Occasionally you may encounter a certain request or origin server that seems not to work with Squid. You can use the following technique to determine if the problem lies with Squid, the client, or the origin server. The trick is to capture the HTTP request, then replay it in different ways until you identify the problem.
Capturing the HTTP request means getting more than just the URL. You also need the request method, HTTP version number, and all of the request headers. One way to capture the request is by enabling full debugging in Squid for a short time. On the Squid box, type:
% squid -kdebug
Then, go to the web browser and issue the request. Squid should receive the request almost immediately. After a few seconds, go back to the Squid box and issue the same command:
% squid -kdebug
Now your cache.log file should contain the client's request. If your Squid is busy, the cache.log will contain a lot of requests, so you'll have to search for it. It looks something like this:
2003/09/29 10:37:40| parseHttpRequest: Method is 'GET' 2003/09/29 10:37:40| parseHttpRequest: URI is 'http://squidbook.org/' 2003/09/29 10:37:40| parseHttpRequest: Client HTTP version 1.1. 2003/09/29 10:37:40| parseHttpRequest: req_hdr = { User-Agent: Mozilla/5.0 (compatible; Konqueror/3) Pragma: no-cache Cache-control: no-cache Accept: text/*, image/jpeg, image/png, image/*, */* Accept-Encoding: x-gzip, gzip, identity Accept-Charset: iso-8859-1, utf-8;q=0.5, *;q=0.5 Accept-Language: en Host: squidbook.org
Note that Squid prints the components of the first line separately. You'll have to manually reassemble them like this:
GET http://squidbook.org/ HTTP/1.1
Another way to capture the full request is with a utility such as netcat or socket (http://www.jnickelsen.de/socket/). Start the socket program listening on some port, then configure the browser to use that port as the proxy address. When you make the request again, socket prints the HTTP request:
% socket -s 8080 GET http://squidbook.org/ HTTP/1.1 User-Agent: Mozilla/5.0 (compatible; Konqueror/3) Pragma: no-cache Cache-control: no-cache Accept: text/*, image/jpeg, image/png, image/*, */* Accept-Encoding: x-gzip, gzip, identity Accept-Charset: iso-8859-1, utf-8;q=0.5, *;q=0.5 Accept-Language: en Host: squidbook.org
Finally, you can also use a network packet capture utility, such as tcpdump or ethereal. After capturing a few packets with tcpdump, you can then use tcpshow to view them:
# tcpdump -w tcpdump.log -c 10 -s 1500 port 80 # tcpshow -noHostNames -noPortNames < tcpdump.log | less ... Packet 4 TIME: 08:39:29.593051 (0.000627) LINK: 00:90:27:16:AA:75 -> 00:00:24:C0:0D:25 type=IP IP: 10.0.0.21 -> 206.168.0.6 hlen=20 TOS=00 dgramlen=304 id=4B29 MF/DF=0/1 frag=0 TTL=64 proto=TCP cksum=15DC TCP: port 2074 -> 80 seq=0481728885 ack=4107144217 hlen=32 (data=252) UAPRSF=011000 wnd=57920 cksum=EB38 urg=0 DATA: GET / HTTP/1.0. Host: www.ircache.net. Accept: text/html, text/plain, application/pdf, application/ postscript, text/sgml, */*;q=0.01. Accept-Encoding: gzip, compress. Accept-Language: en. Negotiate: trans. User-Agent: Lynx/2.8.1rel.2 libwww-FM/2.14. .
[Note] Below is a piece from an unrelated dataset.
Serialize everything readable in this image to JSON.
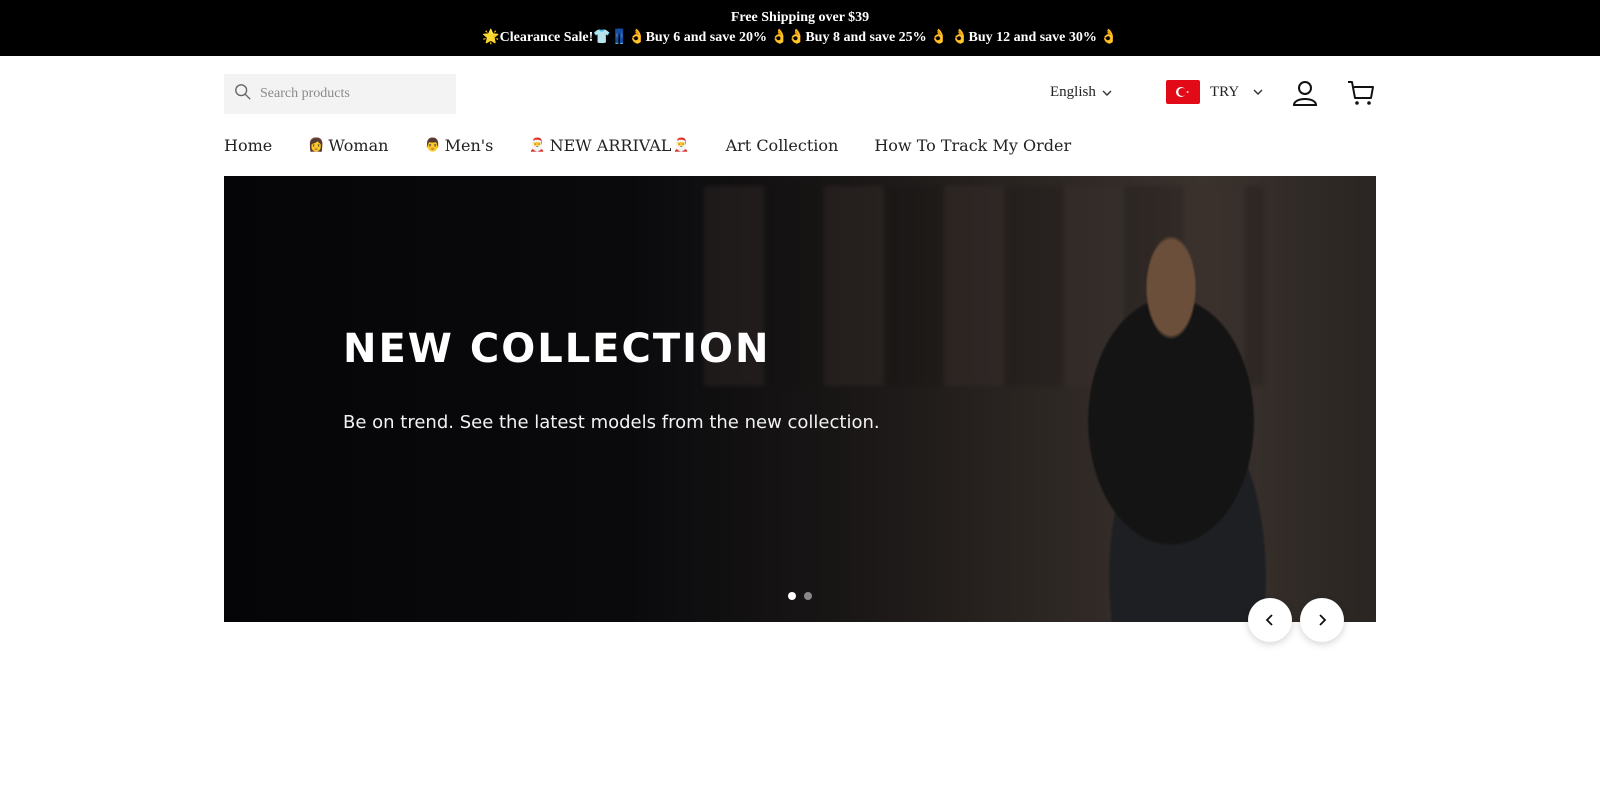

Note that tcpshow prints a period where the data contains a newline character.
Once you've captured a request, save it to a file. Then you can replay it through Squid with netcat or socket:
% socket squidhost 3128 < request | less
If the response looks normal, the problem might be with the user-agent. Otherwise, you can change various things to isolate the problem. For example, if you see some funny-looking HTTP headers, delete them from the request and try it again. You may also find it useful to try the request directly with the origin server, instead of going through Squid. To do that, remove the http://host.name/ from the request and send it to the origin server:
% cat request GET / HTTP/1.1 User-Agent: Mozilla/5.0 (compatible; Konqueror/3) Pragma: no-cache Cache-control: no-cache Accept: text/*, image/jpeg, image/png, image/*, */* Accept-Encoding: x-gzip, gzip, identity Accept-Charset: iso-8859-1, utf-8;q=0.5, *;q=0.5 Accept-Language: en Host: squidbook.org % socket squidbook.org 80 < request | less
When working with HTTP in this manner, you might find it useful to refer to RFC 2616 and O'Reilly's HTTP: The Definitive Guide.